His operation is quite small (3,000-5,000 cases annually), only recently adding a forklift and a bottling line. He didn’t learn how to make wine by going to UC Davis — and has both feet firmly planted in the art, only sticking his toe into the science (but understands it does have its place in the process). Thackrey often notes that there is no word for “wine-maker” in French, adding that if “chefs were trained the way wine-makers are, you would rarely eat out.”

Thackrey says that each time he gets back from harvest, he turns off the engine, opens the cab, and looks back at the truckbed stacked with grapes, tons of them, in hundreds of boxes. He just looks; and after a very particular moment of silence, says to myself, “OK, Sean, there it is. Do something.” The first thing he does first is very interesting. After the grapes are picked, he lets them sit and “rest” at least 24 hours outside his home, a technique that one UC Davis professor says nobody else does today. Thackrey says the idea goes back at least to the Greek poet Hesiod’s book “Works and Days” (circa 700 B.C.).

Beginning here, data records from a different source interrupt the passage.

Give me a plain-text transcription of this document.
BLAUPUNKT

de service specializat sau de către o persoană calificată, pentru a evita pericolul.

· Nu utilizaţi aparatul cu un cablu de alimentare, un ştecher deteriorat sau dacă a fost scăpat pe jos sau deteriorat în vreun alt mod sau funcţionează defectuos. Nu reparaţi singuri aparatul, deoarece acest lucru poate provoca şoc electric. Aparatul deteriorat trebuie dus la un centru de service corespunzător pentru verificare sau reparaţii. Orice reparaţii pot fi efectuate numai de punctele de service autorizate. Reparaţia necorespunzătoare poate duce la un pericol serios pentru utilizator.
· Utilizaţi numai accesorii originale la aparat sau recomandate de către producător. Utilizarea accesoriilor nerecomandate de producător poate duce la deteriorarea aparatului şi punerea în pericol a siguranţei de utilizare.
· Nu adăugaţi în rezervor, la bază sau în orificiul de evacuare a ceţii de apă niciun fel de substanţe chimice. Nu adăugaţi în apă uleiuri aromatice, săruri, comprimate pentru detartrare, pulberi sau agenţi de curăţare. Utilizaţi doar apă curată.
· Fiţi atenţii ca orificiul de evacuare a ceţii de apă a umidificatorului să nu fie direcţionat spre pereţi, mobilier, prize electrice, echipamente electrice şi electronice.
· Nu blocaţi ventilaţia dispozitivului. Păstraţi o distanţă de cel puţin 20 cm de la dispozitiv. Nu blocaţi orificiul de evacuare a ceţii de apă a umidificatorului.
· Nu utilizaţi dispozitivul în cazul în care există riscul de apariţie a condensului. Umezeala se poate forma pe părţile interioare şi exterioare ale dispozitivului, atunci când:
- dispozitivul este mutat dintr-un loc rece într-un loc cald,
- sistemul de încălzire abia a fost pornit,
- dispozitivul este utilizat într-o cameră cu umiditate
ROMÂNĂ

“(Letting the grapes rest) is commonplace in wine literature until the middle of the 19th century,” Thackrey says. “That’s what impressed me about it. It’s a lot of work to do this, so they must have thought it was accomplishing some sort of useful purpose.”

Thackrey does use a machine to crush the grapes, but he pours the juice into open-top vats to ferment beneath the stars and eucalyptus trees — a technique that fell out of fashion more than 200 years ago. Thackrey reads 7 languages. In addition to making wine, he is also creating an online archive of original texts that document the history of wine and wine making. He has personally transcribed all of these documents and the library currently contains about 100 transcriptions. He hopes this will be one of his huge contributions to the wine world, but his contributions go well beyond — and he is so deserving of more attention, respect and adoration.